Après plusieurs années de tergiversations, les choses semblent se préciser dans la vie de la radio internationale installée au Gabon depuis février 1981. La partie libyenne qui détenait 52% des parts du capital de la radio Africa N°1 et qui constituait le principal obstacle quant à un plan de restructuration, aurait finalement accepté de se retirer pour laisser le total contrôle de cette radio à l’Etat gabonais qui en assure la survie depuis que la Libye est aux mains de groupuscules armés et n’a plus le moindre regard sur cette radio.
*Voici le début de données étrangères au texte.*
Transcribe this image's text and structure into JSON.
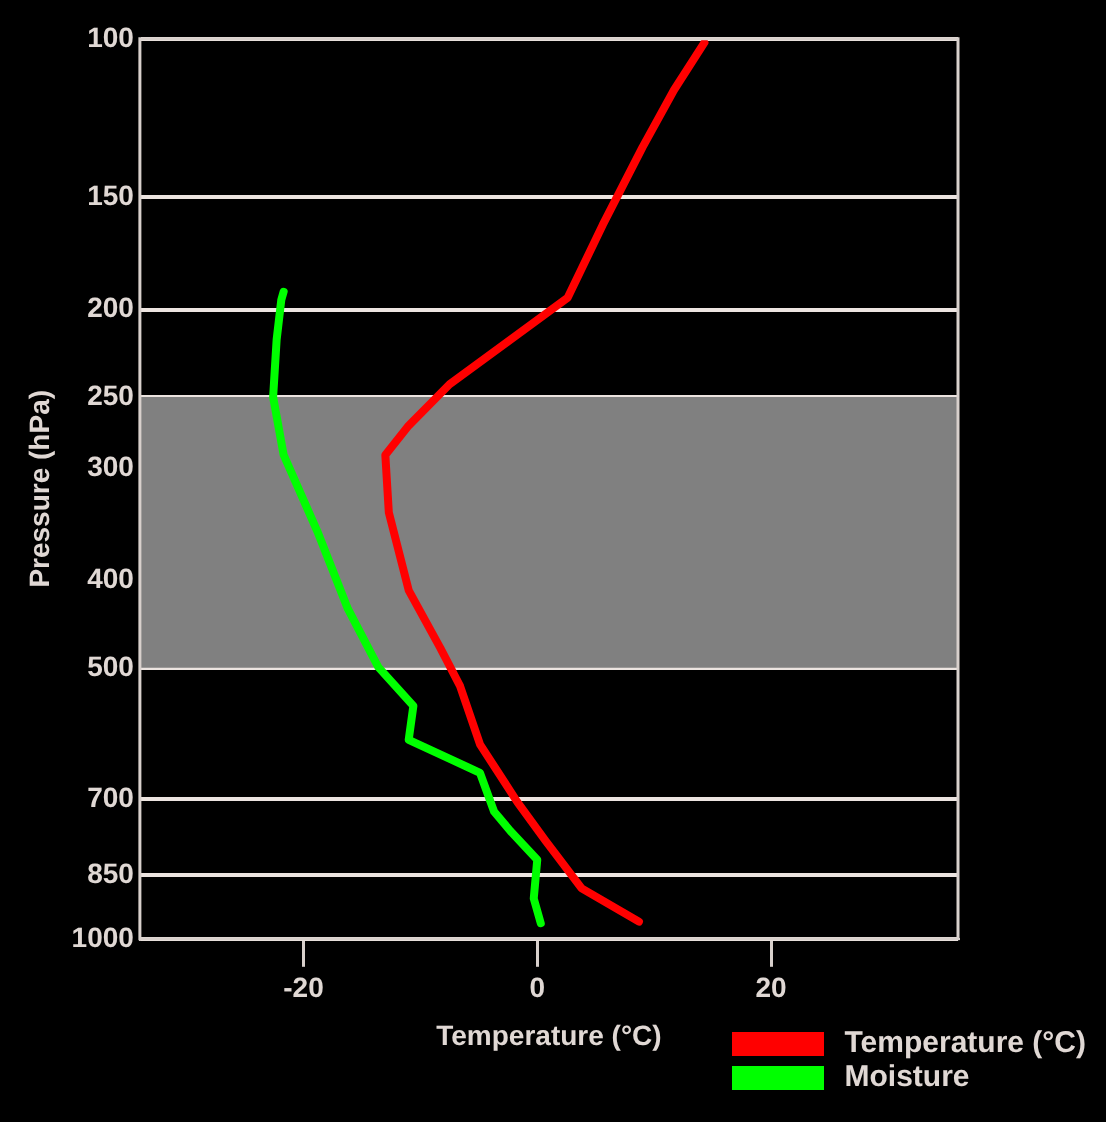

Le Gabon, selon Félix Onkéa du comité de privatisation qui avait rencontré la partie libyenne à Tunis et qui avait tenu avec les agents d’Africa N°1 une réunion de restitution, va conduire la période de transition en attendant de trouver un autre partenaire stratégique. Il est donc désormais question de dégraisser le mammouth afin de ramener les effectifs à un niveau raisonnable, cela en phase avec les exigences des partenaires stratégiques qui n’entendent pas hériter d’un lourd passif qui serait un fardeau pour leur investissement. Un plan social serait donc en gestation. Celui-ci doit être bouclé avant la fin du mois de juin prochain, aurait lâché Félix Onkéa au cours de cette rencontre avec les agents. L’opération va coûter à l’Etat gabonais la bagatelle de 3 milliards de FCfa en termes de droits des agents et auxquels va s’ajouter la prime transactionnelle. Sieur Onkéa, selon des indiscrétions, aurait déjà trouvé la ligne budgétaire sur laquelle sera piochée cette importante somme qui, à en croire certains, aurait été exagérément gonflée.
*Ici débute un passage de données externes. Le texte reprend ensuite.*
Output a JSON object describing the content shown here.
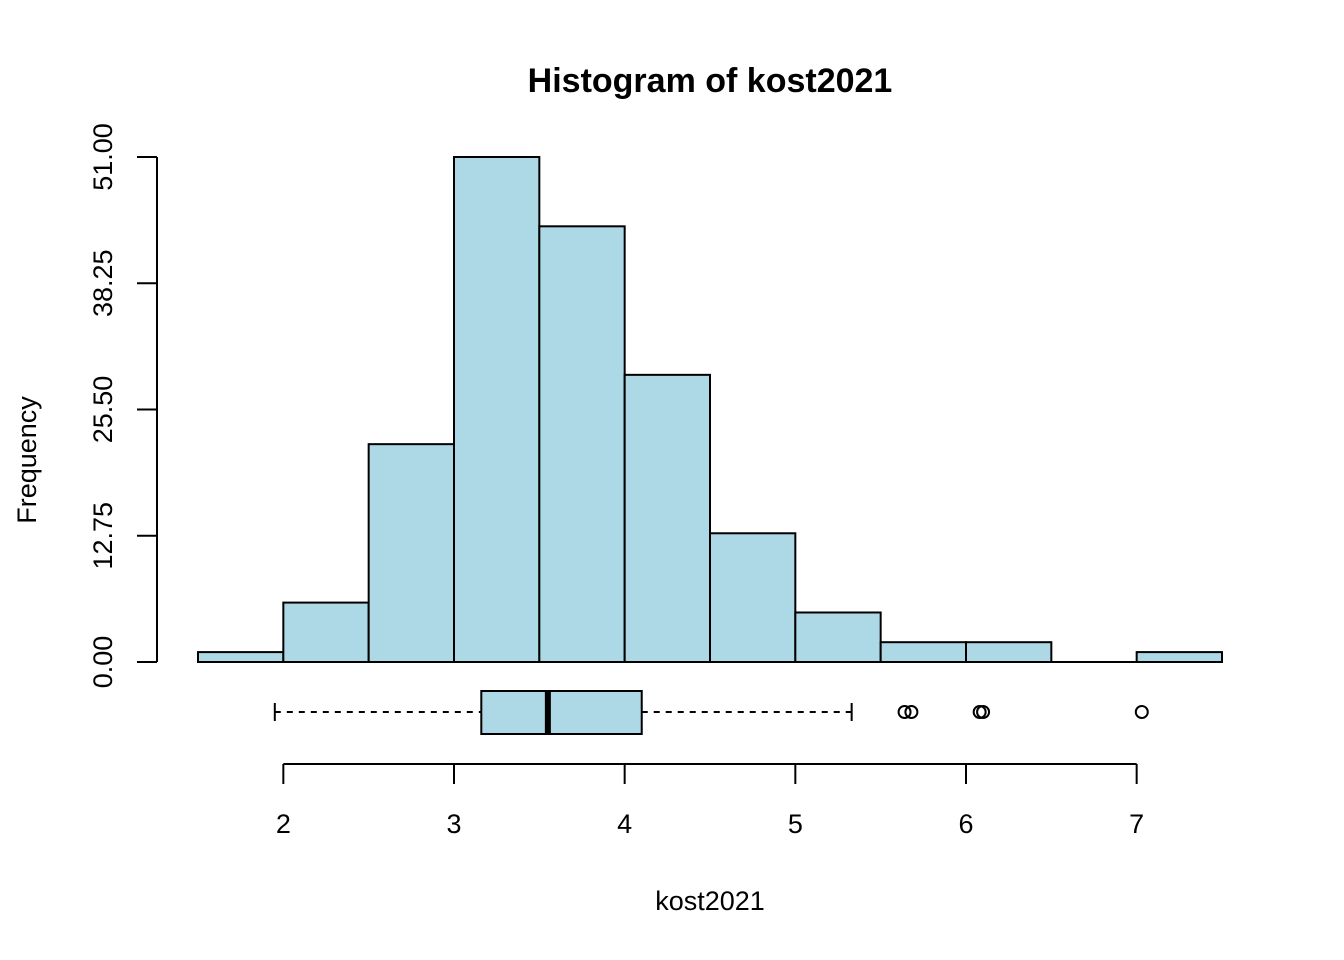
{
  "chart_data": {
    "type": "histogram",
    "title": "Histogram of kost2021",
    "xlabel": "kost2021",
    "ylabel": "Frequency",
    "fill_color": "#ADD8E6",
    "xlim": [
      1.5,
      7.5
    ],
    "ylim": [
      0,
      51
    ],
    "bins": [
      {
        "start": 1.5,
        "end": 2.0,
        "count": 1
      },
      {
        "start": 2.0,
        "end": 2.5,
        "count": 6
      },
      {
        "start": 2.5,
        "end": 3.0,
        "count": 22
      },
      {
        "start": 3.0,
        "end": 3.5,
        "count": 51
      },
      {
        "start": 3.5,
        "end": 4.0,
        "count": 44
      },
      {
        "start": 4.0,
        "end": 4.5,
        "count": 29
      },
      {
        "start": 4.5,
        "end": 5.0,
        "count": 13
      },
      {
        "start": 5.0,
        "end": 5.5,
        "count": 5
      },
      {
        "start": 5.5,
        "end": 6.0,
        "count": 2
      },
      {
        "start": 6.0,
        "end": 6.5,
        "count": 2
      },
      {
        "start": 6.5,
        "end": 7.0,
        "count": 0
      },
      {
        "start": 7.0,
        "end": 7.5,
        "count": 1
      }
    ],
    "y_ticks": [
      0,
      12.75,
      25.5,
      38.25,
      51
    ],
    "y_tick_labels": [
      "0.00",
      "12.75",
      "25.50",
      "38.25",
      "51.00"
    ],
    "x_ticks": [
      2,
      3,
      4,
      5,
      6,
      7
    ],
    "x_tick_labels": [
      "2",
      "3",
      "4",
      "5",
      "6",
      "7"
    ],
    "boxplot": {
      "whisker_low": 1.95,
      "q1": 3.16,
      "median": 3.55,
      "q3": 4.1,
      "whisker_high": 5.33,
      "outliers": [
        5.64,
        5.68,
        6.08,
        6.1,
        7.03
      ]
    }
  }
}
La dette d’Africa N°1 vis-à-vis des tiers dont les agents et le premier syndic judiciaire maître Roger-Valère Moussadji, aurait été surévaluée par les mêmes vampires passés maîtres dans le siphonage des finances publiques. Du côté d’Africa N°1 où cet argent suscite déjà des appétits voraces, un réseau mafieux échafaude des plans pour s’en mettre plein les poches comme lors du plan social de 2008 où un petit groupe avait empoché la part du lion dans le dos des collègues qui s’étaient contentés du menu fretin. Des agents de cette radio, échaudés par le fâcheux précédent et qui doutent de la moralité de ceux qui sont censés les représenter, n’entendent plus être floués comme en 2008, ils promettent de doubler de vigilance à défaut d’une action forte qui pourrait exposer certains à des poursuites judiciaires surtout à l’heure de « l’opération mamba » qui confronte des durs de pays qui croyaient jouir d’une impunité établie.